Nonsense Mediated mRNA Decay (NMD) is a cellular quality control mechanism that targets transcripts containing premature termination codons (PTCs) for degradation. This mechanism exists to protect cells from potential detrimental effects of truncated proteins. However, the process is not 100% efficient: PTC-containing transcripts can escape NMD and remain robustly expressed within the cell. The protein output from these transcripts is variable, i.e., they could produce truncated proteins or could be readthrough, producing a full-length protein with a non-cognate amino acid. My project focuses on understanding how sequence context influences the fate of NMD substrates and their protein output. Understanding this relationship could provide novel therapeutic avenues for Mendelian diseases associated with PTCs.



Nicole Moss

Nicole Moss

Project Title: RNA regulation in the pancreatic β cell 

Program: Cell Biology, Stem Cells and Development

Mentor: Lori Sussel

I am fundamentally interested in how changes at the level of mRNAs can modify cellular functions. Recent studies by our lab and others have demonstrated an important role for RNA modifications and alternative splicing in pancreatic endocrine cell function and the pathophysiology of diabetes. My thesis work examines these changes through the lens of the RNA-binding protein Rbfox2. The conditional loss of Rbfox2 from pancreatic progenitors results in dysregulation of glucose stimulated insulin secretion from the pancreatic β cell. More specifically, I observe changes in alternative splicing and decreased expression of several key β cell functional genes and transcriptions factors. My research will elucidate the direct targets of Rbfox2 in the β cell that regulate glucose stimulated insulin secretion. Additionally, my project will provide insight into the evolution of Rbfox2 function by comparing Rbfox2 direct targets in β cells versus neurons. These two cell types develop from distinct cell lineages but share many gene regulatory networks and have some functional similarities (exocytosis insulin and neurotransmitters).
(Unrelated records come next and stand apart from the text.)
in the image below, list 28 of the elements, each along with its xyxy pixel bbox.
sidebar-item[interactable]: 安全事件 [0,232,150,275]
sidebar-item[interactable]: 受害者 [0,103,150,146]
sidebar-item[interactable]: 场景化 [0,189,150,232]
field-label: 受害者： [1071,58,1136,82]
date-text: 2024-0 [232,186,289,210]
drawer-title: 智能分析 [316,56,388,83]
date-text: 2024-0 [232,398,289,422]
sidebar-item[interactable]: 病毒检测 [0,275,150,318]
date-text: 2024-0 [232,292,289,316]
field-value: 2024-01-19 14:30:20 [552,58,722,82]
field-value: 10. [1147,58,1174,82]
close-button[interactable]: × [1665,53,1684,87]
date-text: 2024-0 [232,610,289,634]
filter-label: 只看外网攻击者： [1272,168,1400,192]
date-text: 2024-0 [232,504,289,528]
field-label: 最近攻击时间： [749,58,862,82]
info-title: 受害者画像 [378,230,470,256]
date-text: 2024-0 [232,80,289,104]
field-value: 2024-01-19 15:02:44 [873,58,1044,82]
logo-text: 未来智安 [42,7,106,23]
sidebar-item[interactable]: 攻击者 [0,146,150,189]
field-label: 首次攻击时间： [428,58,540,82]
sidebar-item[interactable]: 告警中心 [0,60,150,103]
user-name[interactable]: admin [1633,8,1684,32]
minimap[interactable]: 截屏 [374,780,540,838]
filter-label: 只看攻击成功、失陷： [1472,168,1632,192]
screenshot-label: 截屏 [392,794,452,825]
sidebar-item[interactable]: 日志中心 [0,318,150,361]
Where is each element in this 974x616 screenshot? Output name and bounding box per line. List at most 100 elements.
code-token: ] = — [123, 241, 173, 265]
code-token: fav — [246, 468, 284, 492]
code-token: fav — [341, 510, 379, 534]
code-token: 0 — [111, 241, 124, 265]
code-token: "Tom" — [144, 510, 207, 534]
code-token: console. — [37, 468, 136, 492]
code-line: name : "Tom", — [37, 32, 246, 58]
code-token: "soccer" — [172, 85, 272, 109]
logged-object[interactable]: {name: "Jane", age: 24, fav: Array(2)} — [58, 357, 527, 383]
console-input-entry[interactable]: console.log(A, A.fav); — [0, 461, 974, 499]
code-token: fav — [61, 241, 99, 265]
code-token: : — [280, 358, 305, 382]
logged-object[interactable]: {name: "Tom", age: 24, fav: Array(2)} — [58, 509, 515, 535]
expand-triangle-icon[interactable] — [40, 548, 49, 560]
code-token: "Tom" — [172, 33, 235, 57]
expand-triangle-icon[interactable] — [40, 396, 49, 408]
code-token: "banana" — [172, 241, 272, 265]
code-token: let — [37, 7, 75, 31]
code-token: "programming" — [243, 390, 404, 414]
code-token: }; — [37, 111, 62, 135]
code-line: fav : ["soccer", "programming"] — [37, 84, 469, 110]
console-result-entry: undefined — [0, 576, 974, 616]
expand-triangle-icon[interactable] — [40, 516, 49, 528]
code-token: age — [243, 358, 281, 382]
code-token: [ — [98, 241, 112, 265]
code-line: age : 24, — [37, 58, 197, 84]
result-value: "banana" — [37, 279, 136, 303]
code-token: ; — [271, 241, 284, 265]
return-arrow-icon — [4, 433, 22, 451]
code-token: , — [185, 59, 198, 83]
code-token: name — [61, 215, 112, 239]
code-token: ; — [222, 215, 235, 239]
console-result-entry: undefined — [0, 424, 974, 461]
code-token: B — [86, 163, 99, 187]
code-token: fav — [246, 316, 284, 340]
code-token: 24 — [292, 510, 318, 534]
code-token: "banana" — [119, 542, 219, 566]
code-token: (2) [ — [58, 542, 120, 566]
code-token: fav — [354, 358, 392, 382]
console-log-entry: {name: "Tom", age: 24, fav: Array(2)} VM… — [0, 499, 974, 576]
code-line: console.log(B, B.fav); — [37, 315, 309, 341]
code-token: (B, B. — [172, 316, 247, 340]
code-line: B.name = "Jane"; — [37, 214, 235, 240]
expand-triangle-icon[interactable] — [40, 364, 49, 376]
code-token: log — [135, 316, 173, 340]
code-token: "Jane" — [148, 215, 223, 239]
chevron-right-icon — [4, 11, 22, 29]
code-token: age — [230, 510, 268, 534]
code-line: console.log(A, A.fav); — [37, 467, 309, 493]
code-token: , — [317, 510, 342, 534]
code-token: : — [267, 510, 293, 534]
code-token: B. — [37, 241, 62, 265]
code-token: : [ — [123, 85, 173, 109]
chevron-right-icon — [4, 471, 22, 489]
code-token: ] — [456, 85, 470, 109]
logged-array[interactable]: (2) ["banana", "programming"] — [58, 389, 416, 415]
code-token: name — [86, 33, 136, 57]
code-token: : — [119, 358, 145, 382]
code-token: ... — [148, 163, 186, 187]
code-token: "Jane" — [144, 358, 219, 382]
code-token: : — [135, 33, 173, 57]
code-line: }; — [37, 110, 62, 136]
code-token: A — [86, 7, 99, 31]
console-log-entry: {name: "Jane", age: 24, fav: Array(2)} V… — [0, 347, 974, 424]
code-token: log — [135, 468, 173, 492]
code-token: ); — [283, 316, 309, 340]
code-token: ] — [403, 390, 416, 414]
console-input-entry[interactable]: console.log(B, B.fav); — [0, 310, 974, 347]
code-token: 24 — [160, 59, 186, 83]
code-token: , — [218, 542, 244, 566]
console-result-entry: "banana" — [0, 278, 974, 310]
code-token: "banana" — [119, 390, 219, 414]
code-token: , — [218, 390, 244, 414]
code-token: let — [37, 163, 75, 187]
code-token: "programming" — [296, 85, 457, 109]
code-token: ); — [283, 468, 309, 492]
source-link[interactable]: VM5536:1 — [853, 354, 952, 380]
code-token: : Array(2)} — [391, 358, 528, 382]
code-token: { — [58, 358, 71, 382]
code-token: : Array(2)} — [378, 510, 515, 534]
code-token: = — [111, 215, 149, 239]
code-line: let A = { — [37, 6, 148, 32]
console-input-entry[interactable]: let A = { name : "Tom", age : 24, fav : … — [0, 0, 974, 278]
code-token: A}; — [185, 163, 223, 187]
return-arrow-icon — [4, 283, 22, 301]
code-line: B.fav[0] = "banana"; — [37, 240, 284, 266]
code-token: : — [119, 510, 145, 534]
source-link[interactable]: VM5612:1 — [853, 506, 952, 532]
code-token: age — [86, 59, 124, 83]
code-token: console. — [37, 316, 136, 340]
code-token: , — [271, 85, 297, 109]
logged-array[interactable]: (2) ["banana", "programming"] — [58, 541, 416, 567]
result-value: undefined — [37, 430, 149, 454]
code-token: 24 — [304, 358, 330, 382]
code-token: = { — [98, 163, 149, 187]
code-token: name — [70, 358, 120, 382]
Through this work I will uncover both the conserved and novel molecular events regulated by Rbfox2 and their contribution to β cell physiological and pathophysiological processes.



Matthew Szucs

Matthew Szucs

Project Title: Structure and function of the class 2 xrRNA in the context of the Powassan virus 3' untranslated region

Program: Microbiology

Mentor: Jeffrey Kieft

My project investigates the Class 2 exoribonuclease resistant RNA (xrRNA) found in the 3’ untranslated region of the tick borne flavivirus Powassan virus (POWV). During a flaviviral infection, noncoding RNAs (ncRNAs) derived from a portion of the 3’ untranslated region (UTR) are formed through the partial degradation of the viral genome by the host 5’->3’ exoribonuclease Xrn1. These ncRNAs, called subgenomic flaviviral RNA, are important for viral pathogenesis and evasion of host/vector immune responses. XrRNA are responsible for halting Xrn1 from degrading through the 3’UTR of the viral genome.  Currently we only have cursory knowledge of the Class 2 xrRNA and how they confer Xrn1 resistance. The goal of my project is to use a combination of biochemical, structural, and virological methods to examine the structures of the Class2 xrRNA in the context of the full POWV 3’UTR, while testing the effects of these structures in vitro and the effects on viral pathogenesis.